Who sells 12V lithium batteries?
There’s more companies out there selling 12V lithium batteries than you can poke a stick at, and some are significantly better quality than others. Like other guides, I’m going to list them in a rough order of price/quality, in our opinion. Yes, this is a generalisation and its very much dependant on what you are chasing. Please buy what suits you; this is purely to explain where you can get them from.
Kings, Voltx, Jaycar, Itech, Renogy, Custom Lithium, ATG, Power Paul, Baintech, Enerdrive, Redarc, DCS, Invicta, Victron and All Spark
What do we run?
We’ve got 3 lithium batteries. In our Reconn R2 we have two Renogy 170aH lithium batteries, which supply our freezer, water pumps, lights, a 3000W inverter and a few other random bits and pieces. We use the induction cooktop to cook when we have plenty of power available, and swap to gas when we don’t. We also have a toaster, and a toasted sandwich press that gets a bit of a work out.

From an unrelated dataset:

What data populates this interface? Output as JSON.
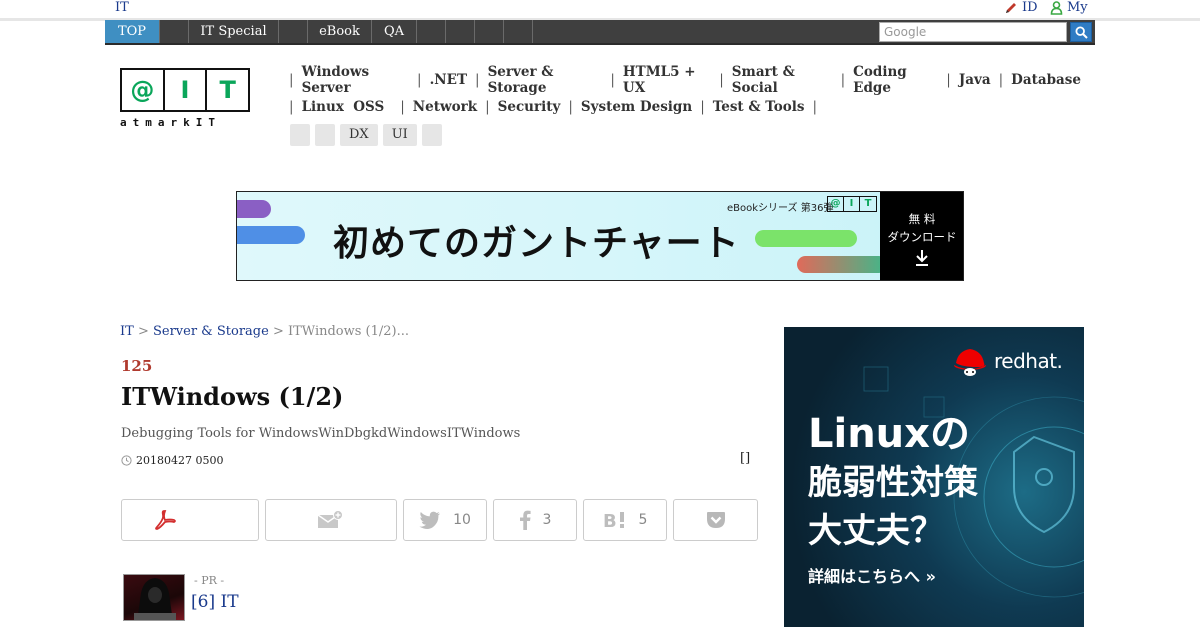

In our Isuzu Dmax, we’ve got a 230aH DIY lithium battery, that I built with the help of a good mate. This runs through a 150 amp Daly BMS, and supplies power to our Bushman Upright Fridge, 2000W inverter, lights, water pump and camera batteries. The inverter in our vehicle is used for charging camera batteries, running the induction cooktop, toaster or toasted sandwich machine, and occasionally for moving power across to our camper, as needed.
Now, it wouldn’t be fair to rave about either setup just yet as they are quite new, but we have given the Renogy batteries a fair bit of punishment already and they are going just fine. If that changes, you’ll know about it here.
Do you need lithium batteries?
Absolutely not. AGM or lead acid batteries have been working for decades, and if you are comfortable with them and they work well, there’s no need to change. That said, if you don’t at least explore the option I reckon you should; you might find its actually more economical to swap and you get a much better system in doing so.
You need to ensure that your charger is suitable for lithium (there’s no such thing as ‘drop in lithium batteries’) and the rest of the system suits them, but some times there is very little that actually needs replacing.
On our Reconn R2 for example, all I had to do was change the Enerdrive DC2DC from AGM to the lithium profile, and swap the batteries out with lithium ones. Yes, we did a lot more than that because I wanted a big inverter, solar array and dedicated solar charger, but you don’t have to go down that path.
Lithium batteries offer a lot of advantages, and whilst they are not necessary, they can be a good idea.
Are you running 12V lithium batteries? What do you think of them?
Very informative, one question though can a lithium battery be used to jump start a diesel vehicle?
Some of them are brilliant for jump starting vehicles. There are actually a number of people running lithium batteries as their primary starting battery, and most of the jump packs are lithium.
Ultimately it depends on what battery you get, but in general, yep.